Chapter 39

80 5 0
                                    

Dalam pelukan lembut Duke, Elise merasakan campuran emosi – lega, gembira, dan sedikit ketakutan. Saat Ivetsa melihat dia kembali, air mata mengalir di matanya, dan dia tidak dapat menahan seruan tulusnya, “Yang Mulia, saya terkejut melihat Anda menghilang tanpa jejak!”

Elise merenungkan reaksi Ivetsa. Memang benar, dia baru saja keluar dari istana, hanya berkelana sejauh halaman kastil. Namun, seluruh kastil tampaknya menjadi berantakan karena ketidakhadirannya untuk sementara. Gawatnya situasi ini mengejutkannya, dan dia merasa terdorong untuk memberikan kata-kata yang menenangkan kepada Ivetsa.

Namun, sebelum dia bisa melakukannya, Rezette buru-buru lewat, meninggalkan kata-kata penghiburan Elise yang tidak terucapkan. Kembali ke kantor Duke, Elise memperhatikan bahwa pintu yang dia lewati sekarang terbuka lebar. Sebuah lampu yang padam berguling sembarangan di depannya. Ruben pasti menyuruhnya pergi dan kemudian menutup pintu, tapi apa yang terjadi selama ketidakhadirannya yang singkat itu tetap menjadi misteri.

Pikiran Elise dipenuhi dengan pertanyaan ketika dia mencoba memahami pemandangan aneh itu. Saat dia berdiri dengan bingung, Rezette muncul di kaki tangga. Dalam sekejap, kantor di bawah mereka tampak seperti dunia yang berbeda. Kegelapan menyelimuti mereka, dan tidak ada sebatang lilin pun yang memandu jalan mereka, namun Rezette menaiki tangga dengan anggun, tidak pernah goyah.

Elise mengikuti, dan dalam beberapa menit, mereka telah mencapai kamar tidurnya. Haruskah dia meminta maaf atas kepergiannya yang tiba-tiba? Elise mau tidak mau harus bergulat dengan rasa bersalah, meskipun hal itu tampaknya tidak pantas dilakukannya.

Berdiri diam di tengah ruang tamu, dia ragu-ragu melepas jubahnya. Rezette menghela nafas, menyadari kekacauan dalam diri Elise, dan dengan lembut membantunya melepas jubahnya.

Rezette akhirnya memecah keheningan yang mencekam, suaranya diwarnai kekhawatiran. “Saya kaget,” akunya.

Elise berbalik menghadapnya, penasaran dan bingung. “Mengapa kamu terkejut?” dia bertanya.

“Mereka bilang kamu turun ke sana,” dia memberi isyarat dengan samar, “tapi pintu yang seharusnya tertutup ternyata terbuka. Yang Mulia tidak terlihat.”

Dia mengangkat alisnya, sedikit geli. “Bagaimana kamu tahu aku pergi ke sana?”

Sedikit kekhawatiran muncul di mata Rezette. “Karena aku datang untuk menemuimu. Jika Anda tersandung di tangga curam itu, Anda bisa saja terjatuh hingga mati.”

Elise mau tidak mau merasa berkonflik. Belum lama ini, dia mengeluh tentang Rezette yang meninggalkannya sendirian di kastil asing, dan sekarang dia mencarinya. Dia tahu kata-katanya mungkin hanya kedok untuk memeriksa kesejahteraannya secara langsung.
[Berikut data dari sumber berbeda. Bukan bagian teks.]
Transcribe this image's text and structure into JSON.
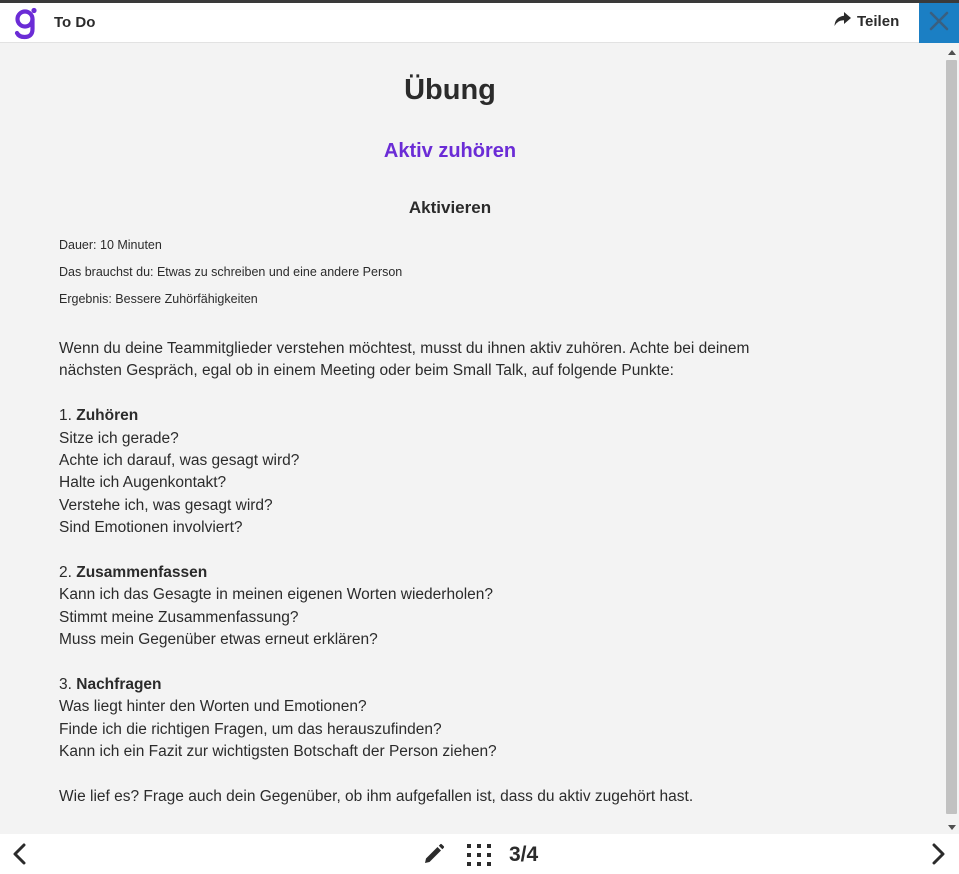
{
  "header": {
    "app_title": "To Do",
    "share_label": "Teilen"
  },
  "exercise": {
    "title": "Übung",
    "subtitle": "Aktiv zuhören",
    "section_heading": "Aktivieren",
    "meta": {
      "duration": "Dauer: 10 Minuten",
      "needs": "Das brauchst du: Etwas zu schreiben und eine andere Person",
      "result": "Ergebnis: Bessere Zuhörfähigkeiten"
    },
    "intro": [
      "Wenn du deine Teammitglieder verstehen möchtest, musst du ihnen aktiv zuhören. Achte bei deinem",
      "nächsten Gespräch, egal ob in einem Meeting oder beim Small Talk, auf folgende Punkte:"
    ],
    "steps": [
      {
        "number": "1.",
        "heading": "Zuhören",
        "questions": [
          "Sitze ich gerade?",
          "Achte ich darauf, was gesagt wird?",
          "Halte ich Augenkontakt?",
          "Verstehe ich, was gesagt wird?",
          "Sind Emotionen involviert?"
        ]
      },
      {
        "number": "2.",
        "heading": "Zusammenfassen",
        "questions": [
          "Kann ich das Gesagte in meinen eigenen Worten wiederholen?",
          "Stimmt meine Zusammenfassung?",
          "Muss mein Gegenüber etwas erneut erklären?"
        ]
      },
      {
        "number": "3.",
        "heading": "Nachfragen",
        "questions": [
          "Was liegt hinter den Worten und Emotionen?",
          "Finde ich die richtigen Fragen, um das herauszufinden?",
          "Kann ich ein Fazit zur wichtigsten Botschaft der Person ziehen?"
        ]
      }
    ],
    "closing": "Wie lief es? Frage auch dein Gegenüber, ob ihm aufgefallen ist, dass du aktiv zugehört hast."
  },
  "footer": {
    "page_counter": "3/4"
  },
  "icons": {
    "logo": "brand-g-logo-icon",
    "share": "share-arrow-icon",
    "close": "close-icon",
    "prev": "chevron-left-icon",
    "next": "chevron-right-icon",
    "edit": "pencil-icon",
    "overview": "grid-dots-icon"
  },
  "colors": {
    "accent_purple": "#6b2cd6",
    "close_blue": "#1b7fc4",
    "text": "#2b2b2b",
    "background": "#f3f3f3"
  }
}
Dia mengalihkan pandangannya, berharap untuk menghindari mengungkapkan alasan sebenarnya dari petualangan dadakannya ke kastil. Namun, sentuhan lembut Rezette di pipinya membuat dia membelakanginya. “Tentu saja, kamu bisa pergi ke mana pun di dalam Rotiara,” dia meyakinkannya. “Hanya saja, jangan menjelajah ke kastil ksatria atau area militer di luar tembok. Jika kamu penasaran, aku bisa menemanimu.”

Elise tetap diam, hatinya terbelah antara rasa terima kasih atas perhatiannya dan keinginan untuk menyembunyikannya. “Apakah kamu ingat apa yang hampir terjadi pada hari kamu ditangkap oleh para ksatria Van Yela?” dia bertanya dengan lembut, matanya mencari ke arah matanya.

Pikirannya segera teringat kembali pada hari yang menentukan itu, hari dimana dia nyaris lolos dari nasib yang memalukan dan memalukan. Namun, kenangan itu tampak kabur dan terjalin dengan kehadiran pria di depannya yang sangat kuat, menghapus beberapa detail dari ingatannya.